A dominação pisana ainda está presente em Cagliari, apesar dos pesados bombardeios que destruíram grande parte da cidade durante a última guerra mundial. Mas não foi apenas o evento bélico que mudou a face de Cagliari. No século XIV, foram os Aragoneses que tiveram o domínio até a chegada dos Saboias, em 1720.
Castello
O bairro mais antigo de Cagliari é sem dúvida Castello, que também dá nome à própria cidade (Cagliari vem do sardo Casteddu e do catalão Càller). A influência pisana é bem visível no que foi o bairro dos nobres, senhores e burgueses que do alto podiam lançar o olhar para o mar. Por volta do ano 1200, foram os pisanos que deram a configuração exata à cidade que, a partir do século XX, teve uma expansão significativa com a adição de outros 29 bairros. No bairro Castello, ainda é possível admirar obras arquitetônicas de prestígio como a torre de San Pancrazio e a torre do Elefante, ambas de origem pisana. E mais: o Bastião de Saint Remy, a Catedral de Santa Maria, cuja fachada data de 1900, mas a igreja remonta ao ano 1200. Nasceu como igreja românica pisana, mas, modificada no século XVII, tornou-se barroca. A fachada é uma homenagem à cidade toscana devido à semelhança com Santa Maria de Pisa. No bairro também fica o Palácio Real (também chamado de Vice-rei) e a cidadela dos Museus (museu arqueológico nacional, museu etnográfico regional e a pinacoteca nacional). O bairro inteiro é protegido por muralhas e por um aterro onde os Saboias costumavam passear, ao longo do qual, nos dias festivos, apresentavam-se pequenas orquestras.
Stampace
O bairro Stampace é facilmente identificável por ser conhecido pela Igreja de Sant’Efisio, cujas celebrações, que duram quase todo o mês de maio, atraem um grande número de turistas e curiosos à cidade.

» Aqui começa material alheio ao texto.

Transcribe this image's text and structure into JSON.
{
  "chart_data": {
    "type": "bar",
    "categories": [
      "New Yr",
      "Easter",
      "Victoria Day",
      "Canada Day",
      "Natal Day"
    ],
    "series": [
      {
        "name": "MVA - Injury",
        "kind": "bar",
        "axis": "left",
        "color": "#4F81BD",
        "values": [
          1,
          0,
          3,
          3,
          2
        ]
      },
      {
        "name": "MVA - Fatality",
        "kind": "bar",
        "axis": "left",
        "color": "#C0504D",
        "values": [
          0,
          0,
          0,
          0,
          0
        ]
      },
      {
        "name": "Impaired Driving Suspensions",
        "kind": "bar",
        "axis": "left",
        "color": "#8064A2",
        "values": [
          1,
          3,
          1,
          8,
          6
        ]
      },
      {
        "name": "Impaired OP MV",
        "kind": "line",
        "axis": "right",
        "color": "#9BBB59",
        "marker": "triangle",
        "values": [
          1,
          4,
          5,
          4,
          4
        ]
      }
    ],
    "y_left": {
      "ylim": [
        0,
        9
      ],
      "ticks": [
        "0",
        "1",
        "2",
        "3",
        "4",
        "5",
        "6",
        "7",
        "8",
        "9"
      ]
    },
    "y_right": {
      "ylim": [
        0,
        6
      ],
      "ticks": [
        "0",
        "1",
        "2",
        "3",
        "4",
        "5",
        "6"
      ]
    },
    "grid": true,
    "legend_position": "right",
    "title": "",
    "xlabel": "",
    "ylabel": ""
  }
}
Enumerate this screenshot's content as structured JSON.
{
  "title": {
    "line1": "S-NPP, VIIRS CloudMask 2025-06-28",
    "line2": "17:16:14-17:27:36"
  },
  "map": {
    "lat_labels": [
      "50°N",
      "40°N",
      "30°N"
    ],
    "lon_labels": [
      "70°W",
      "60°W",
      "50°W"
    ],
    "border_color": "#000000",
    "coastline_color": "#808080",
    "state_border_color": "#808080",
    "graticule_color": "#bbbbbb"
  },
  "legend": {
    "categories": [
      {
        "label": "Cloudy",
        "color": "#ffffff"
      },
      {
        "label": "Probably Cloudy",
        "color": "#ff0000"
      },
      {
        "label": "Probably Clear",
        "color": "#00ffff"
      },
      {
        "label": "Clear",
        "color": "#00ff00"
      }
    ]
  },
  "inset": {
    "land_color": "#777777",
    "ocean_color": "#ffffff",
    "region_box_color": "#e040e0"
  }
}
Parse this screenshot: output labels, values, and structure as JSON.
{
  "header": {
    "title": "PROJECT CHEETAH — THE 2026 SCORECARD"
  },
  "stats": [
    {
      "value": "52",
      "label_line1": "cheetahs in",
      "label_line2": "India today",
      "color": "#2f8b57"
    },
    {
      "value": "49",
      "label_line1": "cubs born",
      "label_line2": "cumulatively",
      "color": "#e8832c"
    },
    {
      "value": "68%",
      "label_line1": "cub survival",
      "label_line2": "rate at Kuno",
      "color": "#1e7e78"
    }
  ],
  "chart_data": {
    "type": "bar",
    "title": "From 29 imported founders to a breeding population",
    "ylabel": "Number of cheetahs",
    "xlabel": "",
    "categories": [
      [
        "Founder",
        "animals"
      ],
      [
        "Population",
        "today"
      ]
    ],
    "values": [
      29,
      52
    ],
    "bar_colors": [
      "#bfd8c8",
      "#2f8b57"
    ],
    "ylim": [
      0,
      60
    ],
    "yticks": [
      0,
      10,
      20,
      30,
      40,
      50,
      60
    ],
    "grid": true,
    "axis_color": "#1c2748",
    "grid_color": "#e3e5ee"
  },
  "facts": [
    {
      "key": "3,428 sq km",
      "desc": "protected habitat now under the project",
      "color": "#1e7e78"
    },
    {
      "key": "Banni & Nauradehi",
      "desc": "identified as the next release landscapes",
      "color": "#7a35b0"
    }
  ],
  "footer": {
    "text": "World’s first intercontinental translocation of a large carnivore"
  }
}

O momento mais importante da festa do Santo, que, embora não seja o padroeiro de Cagliari (São Saturnino é o santo padroeiro da capital da Sardenha), é muito venerado na capital e em toda a Sardenha porque salvou a cidade da peste, é representado pelos primeiros quatro dias de maio, quando, a partir do primeiro dia, Sant’Efisio deixa a cidade puxado por bois para se dirigir à vizinha Nora (onde morreu mártir). O retorno à cidade está previsto para as últimas horas do quarto dia de maio, quando Sant’Efisio, vestido com roupas da cidade anteriormente descartadas na saída da cidade, reaparece aos habitantes de Cagliari. O cortejo é precedido por figurantes com trajes típicos sardos, por cavaleiros e amazonas (sempre com trajes sardos) vindos de toda a ilha. Stampace também é conhecido por ser o bairro dos artistas e artesãos, e faz divisa, a oeste, com o bairro nobre de Castello. No bairro de Stampace, encontra-se também a Igreja de Sant’Anna, conhecida especialmente por ter sofrido contínuos trabalhos de reconstrução e complementação, a ponto de ter sugerido um ditado sardo “Sa fabbrica de Sant’Anna” (a fábrica de Sant’Anna) para indicar, de modo totalmente irônico, algo interminável.